What's the point?Preflight requests arose as CORS made it possible to specify more headers and requests methods in a request than was previously possible to make cross origin. This meant that some servers were developed under the assumption that they would not receive these cross-origin requests and would thus be protected from them. A preflight request provides a way for the server to opt into receiving these requests, as the server must respond to the OPTIONS request with the types of methods, headers, and origins that it accepts. This protects the server (particularly older servers), without the need for the server to change as if it doesn't respond to the OPTIONS request with headers that match the request, then the subsequent request will not be made.
Note: not all HTTP requests will have a preflight request. If the request was possible cross-origin prior to CORS, then a preflight request will not be made as older servers should have handled any security around these requests themselves.
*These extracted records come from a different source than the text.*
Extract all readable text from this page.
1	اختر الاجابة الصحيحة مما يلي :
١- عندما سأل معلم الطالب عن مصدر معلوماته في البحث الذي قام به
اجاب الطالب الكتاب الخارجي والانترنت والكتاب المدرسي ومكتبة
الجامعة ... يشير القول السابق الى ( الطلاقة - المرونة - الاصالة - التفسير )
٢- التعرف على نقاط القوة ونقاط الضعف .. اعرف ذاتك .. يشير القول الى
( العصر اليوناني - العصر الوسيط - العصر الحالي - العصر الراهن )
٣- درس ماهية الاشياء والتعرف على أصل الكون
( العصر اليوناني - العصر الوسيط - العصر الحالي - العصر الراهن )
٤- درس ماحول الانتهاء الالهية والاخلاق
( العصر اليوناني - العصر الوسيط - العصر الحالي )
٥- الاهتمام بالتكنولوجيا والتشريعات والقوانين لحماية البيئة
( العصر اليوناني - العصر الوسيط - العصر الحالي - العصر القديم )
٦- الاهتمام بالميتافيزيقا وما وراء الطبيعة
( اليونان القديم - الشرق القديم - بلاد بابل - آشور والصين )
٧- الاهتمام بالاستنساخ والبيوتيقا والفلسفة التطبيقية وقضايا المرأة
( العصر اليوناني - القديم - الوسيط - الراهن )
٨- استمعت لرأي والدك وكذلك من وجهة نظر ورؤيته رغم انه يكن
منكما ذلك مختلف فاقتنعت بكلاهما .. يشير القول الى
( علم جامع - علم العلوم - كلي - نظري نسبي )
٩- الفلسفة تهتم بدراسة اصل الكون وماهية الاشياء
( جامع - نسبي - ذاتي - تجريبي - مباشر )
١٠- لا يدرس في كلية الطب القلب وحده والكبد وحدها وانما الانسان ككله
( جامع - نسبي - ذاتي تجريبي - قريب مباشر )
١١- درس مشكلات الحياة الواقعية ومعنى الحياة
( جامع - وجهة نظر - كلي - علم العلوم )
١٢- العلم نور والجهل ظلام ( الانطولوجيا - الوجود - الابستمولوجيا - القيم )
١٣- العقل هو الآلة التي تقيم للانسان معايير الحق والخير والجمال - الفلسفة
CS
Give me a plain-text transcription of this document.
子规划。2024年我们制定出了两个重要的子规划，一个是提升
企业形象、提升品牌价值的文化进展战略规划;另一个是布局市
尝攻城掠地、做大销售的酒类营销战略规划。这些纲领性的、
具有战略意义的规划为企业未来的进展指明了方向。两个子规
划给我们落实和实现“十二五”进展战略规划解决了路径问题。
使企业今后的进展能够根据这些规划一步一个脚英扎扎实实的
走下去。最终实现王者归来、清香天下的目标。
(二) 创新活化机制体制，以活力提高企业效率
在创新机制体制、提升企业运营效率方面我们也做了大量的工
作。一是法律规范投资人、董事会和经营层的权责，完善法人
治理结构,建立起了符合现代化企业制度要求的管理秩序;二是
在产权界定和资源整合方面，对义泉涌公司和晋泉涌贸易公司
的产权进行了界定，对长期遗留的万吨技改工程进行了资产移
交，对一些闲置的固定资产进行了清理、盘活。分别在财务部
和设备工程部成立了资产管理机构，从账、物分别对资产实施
How to get the preflight request to succeed?Assuming that the server responds to the OPTIONS request successfully, the website should not need to make any further changes as the further requests will be handled by the browser. So if you are using a publicly exposed API and your request is failing on the OPTIONS request, you will need to confirm that the API is accepting your domain, headers and method you submitted the request with. You can do this by checking the OPTIONS response meets the following criteria:
- Access-Control-Allow-Headers header with comma-separated list of headers you made your request with
- Access-Control-Allow-Origin header with * or domain matching that which you are making the request from
- Access-Control-Allow-Methods header with comma-separated list of methods you can access the endpoint with
- Status is 200
If you want to enable your API to handle preflight requests, then you will need to be able to accept and OPTIONS request and respond to the requester with the above headers/status. The actually implementation of this will be down to the technologies you have developed your APIs using but there will commonly be APIs available to enable CORS. Note: your API that is available due cross-domain will also need to have GET/PUT/POST etc, with these headers.